Niveau élevé de la consommation privée grâce à un contrôle intelligent
Sur la base de ce modèle de calcul, le groupe de recherche de l'ETH Zurich a pu déterminer la quantité d'énergie photovoltaïque dont disposait chaque propriétaire de voiture électrique à un moment donné pour charger son véhicule en partant de l'hypothèse que l'énergie serait utilisée principalement pour charger le véhicule électrique. Dans le modèle, la puissance de charge maximale était de 11 kilowatts (kW). Selon la maison, les systèmes photovoltaïques avaient une puissance de pointe de 5 à 25 kW, ce qui était généralement suffisant pour charger la voiture à pleine puissance en cas d'ensoleillement.
Pour quatre stratégies de charge différentes, les scientifiques ont calculé la proportion de la puissance PV domestique nécessaire pour charger les voitures électriques sans changement du comportement de mobilité des utilisatrice et utilisateurs. Dans le premier cas, les voitures étaient rechargées au même moment que précédemment avec l'électricité du réseau, mais désormais avec l'énergie photovoltaïque, si elle était disponible. Le résultat a donné à réfléchir: en moyenne, seuls 15% des besoins annuels en électricité ont été couverts par l'énergie photovoltaïque (et le reste par l'électricité du réseau).
La deuxième stratégie de charge, dans laquelle une simple commande intelligente (charge intelligente) permettait de charger la batterie dès que l'énergie photovoltaïque du foyer était disponible, a donné un résultat différent. Dans ce cas, plus de la moitié (56 %) des besoins en électricité étaient couverts par l'énergie photovoltaïque domestique, sans qu'il soit nécessaire de recourir à un stockage temporaire. «Nous avons été surpris par cette proportion élevée», déclare Henry Martin. «La recharge intelligente peut augmenter de manière significative la consommation domestique d'énergie photovoltaïque - et le véhicule peut être utilisé de manière tout aussi flexible que s'il était chargé avec l'électricité du réseau.»
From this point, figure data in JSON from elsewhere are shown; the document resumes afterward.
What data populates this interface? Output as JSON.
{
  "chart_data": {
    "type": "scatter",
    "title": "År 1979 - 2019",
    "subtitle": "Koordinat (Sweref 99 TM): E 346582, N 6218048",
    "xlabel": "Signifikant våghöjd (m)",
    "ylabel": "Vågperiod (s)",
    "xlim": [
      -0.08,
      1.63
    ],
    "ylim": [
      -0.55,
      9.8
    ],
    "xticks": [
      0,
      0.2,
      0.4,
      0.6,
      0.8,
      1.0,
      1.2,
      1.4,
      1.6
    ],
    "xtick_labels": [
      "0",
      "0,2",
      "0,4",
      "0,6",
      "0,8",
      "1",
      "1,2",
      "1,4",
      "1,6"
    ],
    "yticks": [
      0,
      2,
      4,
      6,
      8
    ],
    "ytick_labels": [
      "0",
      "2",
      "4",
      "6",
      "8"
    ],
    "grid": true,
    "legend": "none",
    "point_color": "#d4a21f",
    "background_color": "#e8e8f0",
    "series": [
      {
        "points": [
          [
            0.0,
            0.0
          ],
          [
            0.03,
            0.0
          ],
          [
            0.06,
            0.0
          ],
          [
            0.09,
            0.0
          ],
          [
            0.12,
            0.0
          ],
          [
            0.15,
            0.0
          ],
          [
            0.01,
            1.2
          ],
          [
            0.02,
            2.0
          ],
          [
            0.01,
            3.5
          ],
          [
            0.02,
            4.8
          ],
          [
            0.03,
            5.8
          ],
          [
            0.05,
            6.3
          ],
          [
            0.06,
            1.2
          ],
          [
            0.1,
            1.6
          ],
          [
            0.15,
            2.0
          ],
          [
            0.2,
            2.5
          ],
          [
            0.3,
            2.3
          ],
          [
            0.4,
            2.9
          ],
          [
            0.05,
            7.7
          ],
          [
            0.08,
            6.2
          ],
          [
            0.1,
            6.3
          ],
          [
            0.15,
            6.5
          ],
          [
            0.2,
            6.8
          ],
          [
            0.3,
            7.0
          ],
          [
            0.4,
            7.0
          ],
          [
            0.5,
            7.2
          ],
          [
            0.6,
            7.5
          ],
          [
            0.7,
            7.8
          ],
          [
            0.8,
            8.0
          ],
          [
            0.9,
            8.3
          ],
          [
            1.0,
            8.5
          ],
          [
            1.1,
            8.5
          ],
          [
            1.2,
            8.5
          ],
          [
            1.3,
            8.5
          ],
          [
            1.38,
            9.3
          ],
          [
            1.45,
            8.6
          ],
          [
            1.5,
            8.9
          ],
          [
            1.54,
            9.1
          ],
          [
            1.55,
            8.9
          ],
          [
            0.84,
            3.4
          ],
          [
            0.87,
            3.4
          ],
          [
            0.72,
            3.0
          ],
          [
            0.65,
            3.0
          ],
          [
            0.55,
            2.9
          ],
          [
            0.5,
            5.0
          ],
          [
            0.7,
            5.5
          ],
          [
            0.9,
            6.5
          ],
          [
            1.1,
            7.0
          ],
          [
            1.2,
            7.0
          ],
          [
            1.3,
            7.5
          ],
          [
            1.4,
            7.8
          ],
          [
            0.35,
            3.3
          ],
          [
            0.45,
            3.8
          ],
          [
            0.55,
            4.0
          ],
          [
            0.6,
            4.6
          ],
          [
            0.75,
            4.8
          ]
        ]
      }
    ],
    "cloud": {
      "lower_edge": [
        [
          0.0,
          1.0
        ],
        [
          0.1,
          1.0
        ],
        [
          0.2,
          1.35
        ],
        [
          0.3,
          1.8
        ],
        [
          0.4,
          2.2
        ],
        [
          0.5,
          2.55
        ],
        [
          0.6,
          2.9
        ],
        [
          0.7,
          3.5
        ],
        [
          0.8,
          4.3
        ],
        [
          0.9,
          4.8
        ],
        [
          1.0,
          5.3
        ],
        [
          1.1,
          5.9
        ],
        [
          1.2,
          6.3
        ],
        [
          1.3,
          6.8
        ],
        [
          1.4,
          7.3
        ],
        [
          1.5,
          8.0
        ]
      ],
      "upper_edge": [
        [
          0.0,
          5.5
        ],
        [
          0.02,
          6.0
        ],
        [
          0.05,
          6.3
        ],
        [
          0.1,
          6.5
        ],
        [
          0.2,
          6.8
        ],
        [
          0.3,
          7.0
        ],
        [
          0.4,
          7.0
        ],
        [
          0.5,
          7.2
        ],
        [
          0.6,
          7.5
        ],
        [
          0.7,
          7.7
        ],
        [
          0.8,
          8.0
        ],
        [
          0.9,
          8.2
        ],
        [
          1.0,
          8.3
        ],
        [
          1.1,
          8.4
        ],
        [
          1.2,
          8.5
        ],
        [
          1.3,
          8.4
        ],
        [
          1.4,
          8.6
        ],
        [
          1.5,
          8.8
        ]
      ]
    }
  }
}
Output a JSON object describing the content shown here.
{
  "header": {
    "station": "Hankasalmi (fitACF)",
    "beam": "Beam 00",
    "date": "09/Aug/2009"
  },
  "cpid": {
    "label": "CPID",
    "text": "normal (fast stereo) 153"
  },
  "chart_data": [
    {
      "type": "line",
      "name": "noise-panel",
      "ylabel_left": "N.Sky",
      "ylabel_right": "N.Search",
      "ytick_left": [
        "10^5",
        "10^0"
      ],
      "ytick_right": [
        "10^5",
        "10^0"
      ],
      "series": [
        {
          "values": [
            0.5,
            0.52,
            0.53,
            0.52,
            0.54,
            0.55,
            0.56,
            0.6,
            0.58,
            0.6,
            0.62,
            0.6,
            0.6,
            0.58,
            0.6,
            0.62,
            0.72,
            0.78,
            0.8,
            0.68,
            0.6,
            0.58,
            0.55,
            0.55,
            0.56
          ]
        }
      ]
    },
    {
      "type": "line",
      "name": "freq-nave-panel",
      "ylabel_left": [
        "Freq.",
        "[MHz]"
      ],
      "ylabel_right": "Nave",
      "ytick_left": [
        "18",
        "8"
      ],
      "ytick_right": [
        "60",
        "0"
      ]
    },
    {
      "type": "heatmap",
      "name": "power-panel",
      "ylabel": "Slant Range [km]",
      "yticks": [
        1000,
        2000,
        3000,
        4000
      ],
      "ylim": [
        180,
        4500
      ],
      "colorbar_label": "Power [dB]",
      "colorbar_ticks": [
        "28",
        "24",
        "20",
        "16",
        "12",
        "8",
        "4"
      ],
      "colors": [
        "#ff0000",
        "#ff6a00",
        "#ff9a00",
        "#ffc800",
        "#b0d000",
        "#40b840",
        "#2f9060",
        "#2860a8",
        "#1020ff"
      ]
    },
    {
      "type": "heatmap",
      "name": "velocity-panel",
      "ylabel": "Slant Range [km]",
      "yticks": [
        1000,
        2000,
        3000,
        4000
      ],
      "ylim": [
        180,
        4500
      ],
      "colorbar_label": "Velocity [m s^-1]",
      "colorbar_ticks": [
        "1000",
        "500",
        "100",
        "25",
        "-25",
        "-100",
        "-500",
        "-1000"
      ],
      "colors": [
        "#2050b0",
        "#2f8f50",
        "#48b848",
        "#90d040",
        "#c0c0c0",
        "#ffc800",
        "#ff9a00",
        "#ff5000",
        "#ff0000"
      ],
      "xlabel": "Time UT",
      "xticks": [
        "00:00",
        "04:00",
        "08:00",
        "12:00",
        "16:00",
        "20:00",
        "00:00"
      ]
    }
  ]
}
Algorithmes pour la tarification intelligente
Si le potentiel de la commande intelligente est exploité de manière cohérente (troisième stratégie de charge), les véhicules électriques peuvent même être chargés avec l'énergie photovoltaïque domestique jusqu'à 90% du temps. Si l'énergie photovoltaïque est stockée dans une unité de stockage (quatrième stratégie de charge), les véhicules peuvent rouler presque exclusivement à l'énergie solaire. Les scientifiques de l'ETH Zurich expriment toutefois une ambivalence quant au stockage intermédiaire. Bien que la consommation domestique d'énergie photovoltaïque verte puisse être légèrement augmentée, le bilan de durabilité du système de charge dans son ensemble est affecté par le fait que la production d'unités de stockage d'électricité entraîne des quantités importantes de CO2.
«Notre étude de cas démontre le potentiel de la recharge intelligente pour un approvisionnement décentralisé et respectueux du réseau en énergie renouvelable, qui n'a été que très peu exploité jusqu'à présent», déclare Martin Raubal. Son groupe de recherche travaille actuellement au développement de stratégies d'apprentissage automatique en vue de prédire le plus précisément possible le rendement photovoltaïque et le comportement des utilisatrices et utilisateurs. Ces stratégies constituent la base du développement d'algorithmes de charge intelligente qui, espère-t-on, seront bientôt utilisés en standard dans les stations de charge des véhicules électriques.